The first small cell lung cancer study is very basic research so there’s still a lot to learn. For instance, there’s one feature that is very unique to small cell lung cancer that the patients react quite well on chemotherapy but they relapse quite early with a very chemoresistant phenotype. So to understand those maybe these biological processes we identified might help so we look more deeper into that. For the neuroblastoma case there are actually drugs targeting this telomerase and we have to see in future if this might be a targetable option. Definitely it can be used for classification, we showed that in the paper as well, that you can classify risk basically and also the survival with that, but the ultimate goal would be that you can target that and hopefully cure patients.
What are the next steps?
What we recently looked at is more into tumour evolution of these cancers and other cancers, also colorectal cancers.

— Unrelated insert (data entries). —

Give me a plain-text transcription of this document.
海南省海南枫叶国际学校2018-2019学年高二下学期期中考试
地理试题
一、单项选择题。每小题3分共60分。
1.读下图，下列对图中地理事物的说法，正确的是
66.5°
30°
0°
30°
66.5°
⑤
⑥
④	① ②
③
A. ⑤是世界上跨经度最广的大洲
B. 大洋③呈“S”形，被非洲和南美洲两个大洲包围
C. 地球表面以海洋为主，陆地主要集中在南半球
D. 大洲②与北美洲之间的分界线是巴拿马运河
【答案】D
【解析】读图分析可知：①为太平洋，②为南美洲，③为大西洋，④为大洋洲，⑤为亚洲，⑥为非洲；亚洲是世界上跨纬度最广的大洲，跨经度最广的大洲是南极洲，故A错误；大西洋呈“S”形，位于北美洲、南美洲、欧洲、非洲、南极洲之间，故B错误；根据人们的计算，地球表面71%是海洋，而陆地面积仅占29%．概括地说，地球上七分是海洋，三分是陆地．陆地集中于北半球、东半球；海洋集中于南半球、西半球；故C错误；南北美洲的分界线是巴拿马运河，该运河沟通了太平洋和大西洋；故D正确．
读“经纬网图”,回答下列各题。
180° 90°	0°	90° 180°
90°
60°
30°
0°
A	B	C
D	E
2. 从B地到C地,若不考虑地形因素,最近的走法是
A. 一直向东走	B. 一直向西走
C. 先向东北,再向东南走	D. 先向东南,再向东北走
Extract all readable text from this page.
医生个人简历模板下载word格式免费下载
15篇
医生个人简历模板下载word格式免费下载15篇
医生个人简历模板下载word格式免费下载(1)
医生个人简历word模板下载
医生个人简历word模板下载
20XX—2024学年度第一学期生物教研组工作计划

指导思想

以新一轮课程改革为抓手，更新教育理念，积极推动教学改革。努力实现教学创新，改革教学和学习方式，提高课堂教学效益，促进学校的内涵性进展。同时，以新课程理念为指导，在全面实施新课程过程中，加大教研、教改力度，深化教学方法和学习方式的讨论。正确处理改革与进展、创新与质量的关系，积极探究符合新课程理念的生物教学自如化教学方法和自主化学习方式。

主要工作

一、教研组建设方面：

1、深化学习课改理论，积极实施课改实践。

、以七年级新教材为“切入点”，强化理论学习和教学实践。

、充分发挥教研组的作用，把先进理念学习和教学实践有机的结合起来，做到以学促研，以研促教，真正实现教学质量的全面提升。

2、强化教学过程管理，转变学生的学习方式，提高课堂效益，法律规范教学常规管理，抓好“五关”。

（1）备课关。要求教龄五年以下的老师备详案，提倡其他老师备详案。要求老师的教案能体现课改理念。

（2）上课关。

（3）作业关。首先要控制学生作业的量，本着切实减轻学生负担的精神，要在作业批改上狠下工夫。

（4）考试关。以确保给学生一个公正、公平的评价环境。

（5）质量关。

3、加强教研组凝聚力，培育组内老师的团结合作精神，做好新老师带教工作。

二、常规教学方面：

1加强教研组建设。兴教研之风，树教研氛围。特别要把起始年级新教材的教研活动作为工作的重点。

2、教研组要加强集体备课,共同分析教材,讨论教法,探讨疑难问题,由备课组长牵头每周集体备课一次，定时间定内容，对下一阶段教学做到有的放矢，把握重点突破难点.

We’re doing this with very deep whole genome sequencing at the moment and then we tried to identify subclones from this and try to decipher how do they evolve in time and can we link that to timing of events, try to understand the progression of the disease, so that’s the next steps we will be pursuing.
Besides money, what obstacles have you faced?
The other obstacle is the really big data sets, so using huge data sets, one patient is about 200GB in size, that would be roughly 43 DVDs if you put it like that. So to basically get data from elsewhere and running through the same pipeline is quite tedious, you have to move a lot of data through either the internet or by hard drives and that’s quite an obstacle. There are solutions of cloud computing but there are other issues with ethics because it’s sensitive data.
The other obstacle is this interdisciplinary work may in some cases not really be appreciated by some institutions so we have to work to get this working hand in hand with different disciplines and together to better link that and better get a common language and that basically needs some education programmes for all the disciplines.
What will the eventual benefit be of this work?
The ultimate benefit would be finding processes that are really the driving events of these cancer types. So one would be the rearrangement for these neuroblastomas but we found other alterations in small cells that could be targetable. The ultimate goal is just to find basically a lesion that can be targeted in some way that the tumour at least goes away, the patient has a longer survival if not cure, but that is a long way. But still we are quite positive to pursuing that to get more knowledge of that.
What would be your take home message?
Really look very deep into the data very clearly. Quality is really an issue, it has never settled basically. You can tweak there and there and there and there and ultimately you will find some new insights in the data set. It’s very complex and we will not be finished with analysing these data sets for quite some time. Of course there are all these other issues with doing experiments, doing functional experiments on the downstream work.